Davranışlarında tuhaflık sezdiğimiz ya da içinde bulunduğu sıkıntılı durumun yol açtığı sorunlu davranışları rahatlıkla gözlemleyebildiğimiz kişiler için “ Normal dışı “ tanımı görece basittir.
“ Anormal “ olanı tanımlamak ise; hem çok karmaşık, hem de uzmanlık gerektiren bir durumdur. Anormal tanımı koyabilmek için, normlardan uzaklaşıp uzaklaşılmadığı ya da ne kadar uzaklaşıldığı göz önünde bulundurulmalıdır. Yani, psikolojik açıdan; kişinin sosyal yaşantısını olumsuz yönde etkileyen davranış bozukluklarının ne derece netlik kazandığına bakılır. Mantıken uyumsuz davranışlarda bulunan, kendine ya da başkalarına zarar verme kapasitesi yüksek olan kişiler; psikolojik açıdan “ Anormal eğilimli “ kabul edilirler.

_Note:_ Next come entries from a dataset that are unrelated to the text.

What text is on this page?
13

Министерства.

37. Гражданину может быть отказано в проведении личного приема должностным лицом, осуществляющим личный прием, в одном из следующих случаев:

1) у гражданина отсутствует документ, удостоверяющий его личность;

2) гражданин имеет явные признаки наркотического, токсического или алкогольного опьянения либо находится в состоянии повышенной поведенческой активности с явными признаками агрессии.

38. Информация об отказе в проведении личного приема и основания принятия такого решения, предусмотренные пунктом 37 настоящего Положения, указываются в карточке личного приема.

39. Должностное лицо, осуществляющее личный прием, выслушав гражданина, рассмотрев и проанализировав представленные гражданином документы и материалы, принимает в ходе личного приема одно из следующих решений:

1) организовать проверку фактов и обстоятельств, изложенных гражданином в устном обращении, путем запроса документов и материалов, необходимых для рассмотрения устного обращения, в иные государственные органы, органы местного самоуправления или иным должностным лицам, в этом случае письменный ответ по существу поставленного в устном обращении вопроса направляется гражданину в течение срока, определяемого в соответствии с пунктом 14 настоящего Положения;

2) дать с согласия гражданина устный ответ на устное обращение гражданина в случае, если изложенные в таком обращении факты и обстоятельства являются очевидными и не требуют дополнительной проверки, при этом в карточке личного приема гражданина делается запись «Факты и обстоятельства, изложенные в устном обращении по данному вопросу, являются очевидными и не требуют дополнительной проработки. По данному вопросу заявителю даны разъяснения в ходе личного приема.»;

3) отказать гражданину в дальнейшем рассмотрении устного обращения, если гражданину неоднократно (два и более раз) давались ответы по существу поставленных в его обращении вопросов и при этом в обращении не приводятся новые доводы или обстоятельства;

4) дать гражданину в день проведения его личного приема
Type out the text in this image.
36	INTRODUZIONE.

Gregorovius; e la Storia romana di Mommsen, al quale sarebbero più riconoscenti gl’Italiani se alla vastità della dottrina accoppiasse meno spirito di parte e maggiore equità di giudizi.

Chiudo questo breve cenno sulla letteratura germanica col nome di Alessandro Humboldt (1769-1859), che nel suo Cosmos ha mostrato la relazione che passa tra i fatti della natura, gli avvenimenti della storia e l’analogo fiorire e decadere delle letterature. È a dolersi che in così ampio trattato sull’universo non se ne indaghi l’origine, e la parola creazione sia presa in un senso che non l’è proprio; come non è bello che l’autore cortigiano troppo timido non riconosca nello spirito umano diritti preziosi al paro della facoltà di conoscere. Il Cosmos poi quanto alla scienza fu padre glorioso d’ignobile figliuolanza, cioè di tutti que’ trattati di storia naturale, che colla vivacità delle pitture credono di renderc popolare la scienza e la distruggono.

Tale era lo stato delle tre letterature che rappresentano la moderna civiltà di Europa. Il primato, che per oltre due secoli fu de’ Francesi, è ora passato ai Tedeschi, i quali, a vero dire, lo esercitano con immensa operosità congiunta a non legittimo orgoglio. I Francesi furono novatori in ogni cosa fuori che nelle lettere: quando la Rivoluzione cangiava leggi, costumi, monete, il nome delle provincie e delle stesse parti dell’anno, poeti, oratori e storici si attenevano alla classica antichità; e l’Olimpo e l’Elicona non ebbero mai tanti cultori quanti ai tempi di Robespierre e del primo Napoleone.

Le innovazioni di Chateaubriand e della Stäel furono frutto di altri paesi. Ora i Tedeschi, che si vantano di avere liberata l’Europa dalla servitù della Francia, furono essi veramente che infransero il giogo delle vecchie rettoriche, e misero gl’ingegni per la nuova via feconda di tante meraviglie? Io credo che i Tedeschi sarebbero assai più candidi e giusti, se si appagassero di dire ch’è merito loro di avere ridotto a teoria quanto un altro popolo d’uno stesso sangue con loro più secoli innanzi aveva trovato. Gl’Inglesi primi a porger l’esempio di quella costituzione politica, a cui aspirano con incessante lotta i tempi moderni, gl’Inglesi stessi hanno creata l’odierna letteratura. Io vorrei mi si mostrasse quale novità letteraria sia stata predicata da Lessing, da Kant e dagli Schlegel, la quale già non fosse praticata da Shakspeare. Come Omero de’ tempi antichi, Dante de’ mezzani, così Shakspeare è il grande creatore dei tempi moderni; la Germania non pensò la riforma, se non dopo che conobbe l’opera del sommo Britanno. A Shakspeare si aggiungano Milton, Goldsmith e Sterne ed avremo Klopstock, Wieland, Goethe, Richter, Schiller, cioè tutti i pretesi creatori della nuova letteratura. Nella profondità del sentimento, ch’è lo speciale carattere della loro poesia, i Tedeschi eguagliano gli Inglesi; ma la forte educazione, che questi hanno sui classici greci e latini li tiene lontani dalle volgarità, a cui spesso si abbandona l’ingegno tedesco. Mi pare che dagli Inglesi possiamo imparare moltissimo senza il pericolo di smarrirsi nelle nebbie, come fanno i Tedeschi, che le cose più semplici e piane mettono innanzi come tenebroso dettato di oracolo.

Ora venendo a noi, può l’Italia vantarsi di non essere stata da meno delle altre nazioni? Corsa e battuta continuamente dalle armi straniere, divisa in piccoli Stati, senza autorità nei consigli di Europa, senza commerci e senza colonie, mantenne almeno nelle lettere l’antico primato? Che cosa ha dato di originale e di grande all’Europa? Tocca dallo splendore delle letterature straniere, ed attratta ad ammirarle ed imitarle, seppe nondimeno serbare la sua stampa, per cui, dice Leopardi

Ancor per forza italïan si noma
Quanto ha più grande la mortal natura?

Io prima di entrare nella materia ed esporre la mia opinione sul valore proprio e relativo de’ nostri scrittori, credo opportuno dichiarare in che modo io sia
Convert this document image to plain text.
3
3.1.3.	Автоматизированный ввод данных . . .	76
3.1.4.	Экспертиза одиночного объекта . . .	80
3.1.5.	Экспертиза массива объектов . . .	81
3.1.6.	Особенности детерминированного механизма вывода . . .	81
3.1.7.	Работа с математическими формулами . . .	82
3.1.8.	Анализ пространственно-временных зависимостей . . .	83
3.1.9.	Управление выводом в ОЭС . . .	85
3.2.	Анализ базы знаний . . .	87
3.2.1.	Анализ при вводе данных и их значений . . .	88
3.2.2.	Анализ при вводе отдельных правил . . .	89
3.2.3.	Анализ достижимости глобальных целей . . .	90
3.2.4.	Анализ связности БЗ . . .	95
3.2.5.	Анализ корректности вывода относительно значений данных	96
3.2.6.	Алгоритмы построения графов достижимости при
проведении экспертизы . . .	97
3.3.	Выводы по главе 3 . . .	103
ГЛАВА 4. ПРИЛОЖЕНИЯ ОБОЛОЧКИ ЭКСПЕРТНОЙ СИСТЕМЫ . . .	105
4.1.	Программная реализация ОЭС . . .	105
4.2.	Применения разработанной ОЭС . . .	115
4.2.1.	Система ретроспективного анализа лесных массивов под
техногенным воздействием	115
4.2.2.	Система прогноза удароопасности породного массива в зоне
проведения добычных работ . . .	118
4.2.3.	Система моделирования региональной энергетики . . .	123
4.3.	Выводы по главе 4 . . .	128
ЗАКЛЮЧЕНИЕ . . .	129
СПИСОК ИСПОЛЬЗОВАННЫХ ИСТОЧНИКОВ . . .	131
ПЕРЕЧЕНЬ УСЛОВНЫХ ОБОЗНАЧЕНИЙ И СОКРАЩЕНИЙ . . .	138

Bu kabulde esas alınan ölçütler vardır; sıkıntı, kötü uyum, acı çekmek, sapma, işlevsel bozukluk, uygunsuz davranışlar, ruhani dünya ile ilgili mantık dışı inançlar, tehlike, huzursuzluk algısı...
- yüzyıla kadar, anormallik ya da anormal davranışlar; ruhun ele geçirilmişliği olarak tanımlanır ve deliliğin kontrolsüz sonucu olarak düşünülürdü.. Dolayısıyla tedavi olarak da; bir odaya kapatmak, yani tecrit ve cezalandırma yöntemleri kullanılırdı. Günümüzde ise; yukarıda bahsedilen genel kabul ölçütleri ile kolayca tanımlanabilmekte; psikolog ve terapi eşliğinde bu kişilerin kendi farkındalıkları sağlanabilmektedir.